Être une bonne mère consiste à développer l'intelligence émotionnelle, pratiquer l'écoute active, maintenir la cohérence éducative et prendre soin de soi. Le concept de "parent suffisamment bon" de Donald Winnicott rappelle qu'il s'agit d'accompagner son enfant avec bienveillance plutôt que de rechercher la perfection.

Près de deux femmes sur dix en France sont touchées par une dépression post-partum dans les semaines qui suivent leur accouchement, selon l'Inserm. Cette réalité montre que la maternité, bien qu'enrichissante, représente un défi majeur pour de nombreuses femmes. Être une bonne mère ne signifie pas être parfaite, mais plutôt développer des compétences relationnelles et émotionnelles pour accompagner son enfant avec bienveillance tout en préservant son propre équilibre.

Les étapes à suivre

Étape 1 : Développer son intelligence émotionnelle

L'intelligence émotionnelle constitue la pierre angulaire de toute relation parent-enfant épanouie. Elle influence vos pensées et votre façon de réagir face aux situations du quotidien. Apprenez à identifier vos propres émotions avant de pouvoir accompagner celles de votre enfant. Un câlin de 10 secondes permet au cerveau de sécréter de l'endorphine, de la dopamine et de l'ocytocine, créant ainsi une connexion émotionnelle bénéfique pour toute la famille. Pratiquez l'auto-observation en vous accordant des moments de pause pour comprendre ce qui déclenche vos réactions. Tenez un journal émotionnel si nécessaire pour identifier vos schémas de réponse. Cette conscience de soi vous permettra de mieux gérer les moments difficiles et de transmettre à votre enfant des outils pour comprendre ses propres émotions.

💡 Prenez 5 minutes chaque soir pour identifier trois émotions que vous avez ressenties dans la journée et leur origine.
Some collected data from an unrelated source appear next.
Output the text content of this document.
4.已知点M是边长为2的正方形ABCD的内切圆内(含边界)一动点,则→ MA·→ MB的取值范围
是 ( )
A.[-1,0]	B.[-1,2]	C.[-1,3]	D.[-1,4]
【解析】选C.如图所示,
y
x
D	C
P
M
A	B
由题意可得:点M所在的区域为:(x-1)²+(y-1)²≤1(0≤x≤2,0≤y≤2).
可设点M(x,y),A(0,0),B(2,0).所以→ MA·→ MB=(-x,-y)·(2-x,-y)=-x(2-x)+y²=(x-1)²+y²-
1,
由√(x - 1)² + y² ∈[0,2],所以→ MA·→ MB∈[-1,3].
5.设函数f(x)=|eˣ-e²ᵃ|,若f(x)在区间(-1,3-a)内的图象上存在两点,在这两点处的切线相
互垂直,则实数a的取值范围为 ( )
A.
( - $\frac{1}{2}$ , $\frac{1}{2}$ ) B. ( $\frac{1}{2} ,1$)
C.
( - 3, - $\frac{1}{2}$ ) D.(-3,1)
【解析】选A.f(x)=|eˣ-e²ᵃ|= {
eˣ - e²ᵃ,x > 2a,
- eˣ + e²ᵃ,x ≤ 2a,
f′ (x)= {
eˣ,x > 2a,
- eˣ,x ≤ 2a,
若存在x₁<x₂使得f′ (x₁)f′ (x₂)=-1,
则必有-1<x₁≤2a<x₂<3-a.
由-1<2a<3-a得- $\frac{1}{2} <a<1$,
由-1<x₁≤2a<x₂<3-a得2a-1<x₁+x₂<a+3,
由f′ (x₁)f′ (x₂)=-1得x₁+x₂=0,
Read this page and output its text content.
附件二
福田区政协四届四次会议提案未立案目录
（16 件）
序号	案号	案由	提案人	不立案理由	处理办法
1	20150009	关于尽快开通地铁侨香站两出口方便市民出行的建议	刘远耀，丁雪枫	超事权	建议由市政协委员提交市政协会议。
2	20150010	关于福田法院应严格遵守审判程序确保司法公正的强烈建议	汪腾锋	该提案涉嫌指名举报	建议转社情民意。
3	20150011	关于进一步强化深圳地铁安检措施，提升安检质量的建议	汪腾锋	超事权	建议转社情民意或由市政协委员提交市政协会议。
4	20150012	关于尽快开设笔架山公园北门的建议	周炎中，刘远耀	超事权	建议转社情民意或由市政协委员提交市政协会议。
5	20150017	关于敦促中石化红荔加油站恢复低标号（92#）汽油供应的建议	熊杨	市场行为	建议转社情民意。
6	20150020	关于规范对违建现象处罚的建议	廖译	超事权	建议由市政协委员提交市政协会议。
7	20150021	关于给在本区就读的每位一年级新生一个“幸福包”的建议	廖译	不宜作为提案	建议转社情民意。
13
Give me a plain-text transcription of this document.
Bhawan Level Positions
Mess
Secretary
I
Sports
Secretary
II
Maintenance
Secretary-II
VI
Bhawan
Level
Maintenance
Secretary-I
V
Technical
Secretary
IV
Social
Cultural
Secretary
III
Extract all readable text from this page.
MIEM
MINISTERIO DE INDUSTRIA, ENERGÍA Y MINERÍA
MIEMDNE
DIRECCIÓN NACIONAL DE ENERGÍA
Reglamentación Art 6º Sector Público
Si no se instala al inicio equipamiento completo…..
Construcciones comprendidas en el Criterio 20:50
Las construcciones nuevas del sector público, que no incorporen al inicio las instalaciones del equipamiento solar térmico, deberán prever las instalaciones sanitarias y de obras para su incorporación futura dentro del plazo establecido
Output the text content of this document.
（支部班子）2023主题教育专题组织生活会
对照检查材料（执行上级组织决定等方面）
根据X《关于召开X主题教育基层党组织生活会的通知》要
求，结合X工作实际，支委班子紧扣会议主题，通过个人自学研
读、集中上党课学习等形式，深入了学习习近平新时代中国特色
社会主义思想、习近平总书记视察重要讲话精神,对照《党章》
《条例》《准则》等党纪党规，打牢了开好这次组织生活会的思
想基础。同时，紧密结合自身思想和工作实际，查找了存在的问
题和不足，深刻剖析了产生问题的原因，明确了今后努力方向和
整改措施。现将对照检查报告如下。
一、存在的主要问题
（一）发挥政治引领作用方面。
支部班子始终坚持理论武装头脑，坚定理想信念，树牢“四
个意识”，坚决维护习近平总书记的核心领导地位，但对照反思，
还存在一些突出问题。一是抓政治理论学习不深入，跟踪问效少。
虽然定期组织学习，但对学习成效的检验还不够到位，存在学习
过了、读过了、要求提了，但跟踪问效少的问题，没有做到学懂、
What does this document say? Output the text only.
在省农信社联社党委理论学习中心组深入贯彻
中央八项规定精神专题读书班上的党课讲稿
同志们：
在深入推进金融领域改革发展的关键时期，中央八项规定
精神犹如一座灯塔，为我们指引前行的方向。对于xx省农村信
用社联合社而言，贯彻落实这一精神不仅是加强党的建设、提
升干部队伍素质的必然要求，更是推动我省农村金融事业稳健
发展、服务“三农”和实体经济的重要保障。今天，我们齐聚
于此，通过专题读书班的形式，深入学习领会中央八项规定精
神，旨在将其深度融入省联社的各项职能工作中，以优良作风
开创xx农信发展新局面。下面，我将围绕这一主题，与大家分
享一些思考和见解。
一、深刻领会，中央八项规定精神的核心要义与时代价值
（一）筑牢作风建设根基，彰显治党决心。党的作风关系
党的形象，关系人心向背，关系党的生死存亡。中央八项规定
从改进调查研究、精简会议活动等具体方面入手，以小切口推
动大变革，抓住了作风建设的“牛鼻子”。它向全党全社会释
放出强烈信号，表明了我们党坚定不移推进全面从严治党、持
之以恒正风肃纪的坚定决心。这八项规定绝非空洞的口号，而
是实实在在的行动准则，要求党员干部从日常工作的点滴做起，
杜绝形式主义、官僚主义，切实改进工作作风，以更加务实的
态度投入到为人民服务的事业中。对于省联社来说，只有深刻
Étape 2 : Pratiquer l'écoute active et la communication bienveillante

Prendre le temps d'écouter votre enfant et être ouvert à ses pensées et ses sentiments renforce considérablement votre lien. La communication ne se limite pas aux mots : votre langage corporel, votre ton et votre disponibilité émotionnelle comptent tout autant. Instaurez des rituels de partage, comme raconter sa journée le soir, même avec les tout-petits. Selon les experts en parentalité positive, impliquer votre enfant dans les discussions et les décisions montre que sa voix compte et constitue la clé d'une relation de confiance solide. Évitez les jugements hâtifs et reformulez ce que votre enfant exprime pour vérifier votre compréhension. Cette validation de ses émotions lui apprend qu'il a le droit de ressentir ce qu'il ressent, tout en vous permettant de le guider vers des comportements appropriés.

💡 Mettez-vous à la hauteur de votre enfant physiquement lors des conversations importantes pour créer une connexion visuelle.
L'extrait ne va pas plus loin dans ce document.